Question

Find the area of the athletic ground given below. (All dimensions are in Meters)

A. $1165.5c{m}^2$
B. $1165.5m^2$
C. $116.5c{m}^2$
D. None

Answer 1

Hint: We can see two geometrical shapes in the given diagram. They are one rectangle and two semi circles. We have the width of the rectangle and total length of the ground which includes the radius of the two semi circles. So, to calculate the length of the rectangle we will subtract the radiuses of two semi circles from the total length of ground. Now we will calculate the area of each shape and sum up them to get the required result.

Complete step-by-step answer:
Given that, The athletic ground is given below

The diameter of the two semi circles is $CA=21m$.
Now the area of the one semi circle is given by
$\begin{array}{rl}& A={\displaystyle \frac{1}{8}}\pi d^2\\ & \Rightarrow A={\displaystyle \frac{1}{8}}\times 3.14\times {21}^2\\ & \Rightarrow A=173.0925m^2\end{array}$
Now the area of the two semi circles is given by
$\begin{array}{rl}& 2A=2\times 173.0925\\ & \Rightarrow 2A=346.185m^2\end{array}$
In the problem we have the width of the rectangle as $21m$. Now the length of the rectangle is given by
$\begin{array}{rl}& l=60-{\displaystyle \frac{21}{2}}-{\displaystyle \frac{21}{2}}\\ & \Rightarrow l=39m\end{array}$
So the area of the rectangle is calculated as
$\begin{array}{rl}& a=l\times b\\ & \Rightarrow a=39\times 21\\ & \Rightarrow a=819m^2\end{array}$
Now the total area of the ground is equal to the sum of the area of the rectangle and the total areas of the two semi circles.
$\begin{array}{rl}& \therefore A_r=a+2A\\ & \Rightarrow A_r=819+346.185\\ & \Rightarrow A_r=1165.185m^2\end{array}$
$\therefore$Area of the athletic ground is $1165.15m^2$.

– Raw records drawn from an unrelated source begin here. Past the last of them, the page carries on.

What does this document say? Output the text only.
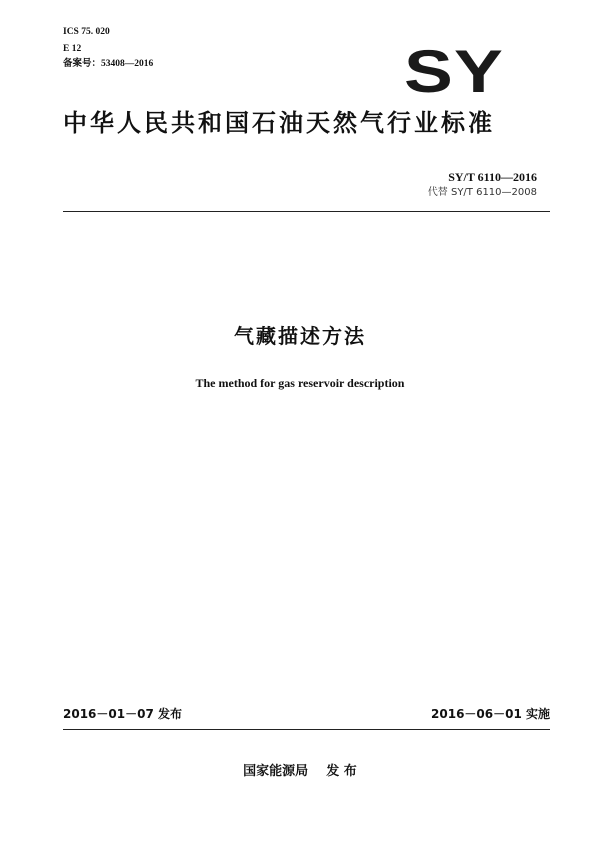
ICS 75. 020
E 12
备案号：53408—2016	SY
中华人民共和国石油天然气行业标准
SY/T 6110—2016
代替 SY/T 6110—2008
气藏描述方法
The method for gas reservoir description
2016－01－07 发布	2016－06－01 实施
国家能源局    发 布
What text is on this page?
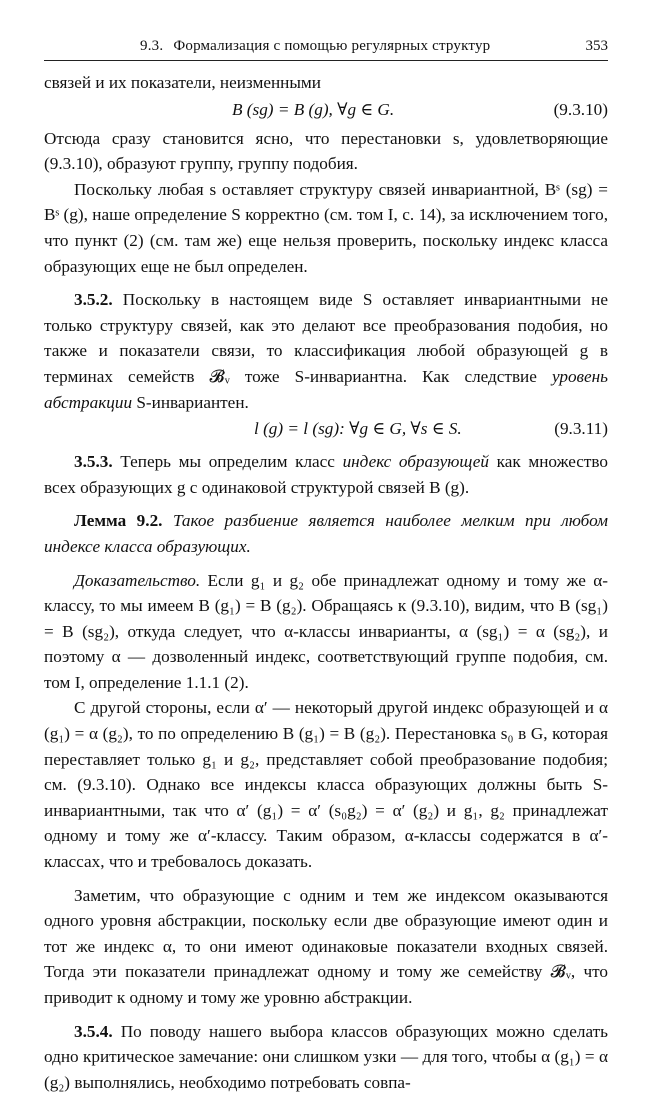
9.3. Формализация с помощью регулярных структур	353

связей и их показатели, неизменными

B (sg) = B (g), ∀g ∈ G.	(9.3.10)

Отсюда сразу становится ясно, что перестановки s, удовлетворяющие (9.3.10), образуют группу, группу подобия.

Поскольку любая s оставляет структуру связей инвариантной, Bˢ (sg) = Bˢ (g), наше определение S корректно (см. том I, с. 14), за исключением того, что пункт (2) (см. там же) еще нельзя проверить, поскольку индекс класса образующих еще не был определен.

3.5.2. Поскольку в настоящем виде S оставляет инвариантными не только структуру связей, как это делают все преобразования подобия, но также и показатели связи, то классификация любой образующей g в терминах семейств 𝓑ᵥ тоже S-инвариантна. Как следствие уровень абстракции S-инвариантен.

l (g) = l (sg): ∀g ∈ G, ∀s ∈ S.	(9.3.11)

3.5.3. Теперь мы определим класс индекс образующей как множество всех образующих g с одинаковой структурой связей B (g).

Лемма 9.2. Такое разбиение является наиболее мелким при любом индексе класса образующих.

Доказательство. Если g₁ и g₂ обе принадлежат одному и тому же α-классу, то мы имеем B (g₁) = B (g₂). Обращаясь к (9.3.10), видим, что B (sg₁) = B (sg₂), откуда следует, что α-классы инварианты, α (sg₁) = α (sg₂), и поэтому α — дозволенный индекс, соответствующий группе подобия, см. том I, определение 1.1.1 (2).

С другой стороны, если α′ — некоторый другой индекс образующей и α (g₁) = α (g₂), то по определению B (g₁) = B (g₂). Перестановка s₀ в G, которая переставляет только g₁ и g₂, представляет собой преобразование подобия; см. (9.3.10). Однако все индексы класса образующих должны быть S-инвариантными, так что α′ (g₁) = α′ (s₀g₂) = α′ (g₂) и g₁, g₂ принадлежат одному и тому же α′-классу. Таким образом, α-классы содержатся в α′-классах, что и требовалось доказать.

Заметим, что образующие с одним и тем же индексом оказываются одного уровня абстракции, поскольку если две образующие имеют один и тот же индекс α, то они имеют одинаковые показатели входных связей. Тогда эти показатели принадлежат одному и тому же семейству 𝓑ᵥ, что приводит к одному и тому же уровню абстракции.

3.5.4. По поводу нашего выбора классов образующих можно сделать одно критическое замечание: они слишком узки — для того, чтобы α (g₁) = α (g₂) выполнялись, необходимо потребовать совпа-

So, the correct answer is “Option B”.

Note: We can directly use the below formula to get the area of the athletic ground.
$\begin{array}{rl}& A=b\times (EF-CA)+\pi {\left(CA\right)}^2\\ & \Rightarrow A=21\times (60-21)+\pi \times {21}^2\\ & \Rightarrow A=819+346.185\\ & \Rightarrow A=1165.15m^2\end{array}$
From both the methods we got the same result.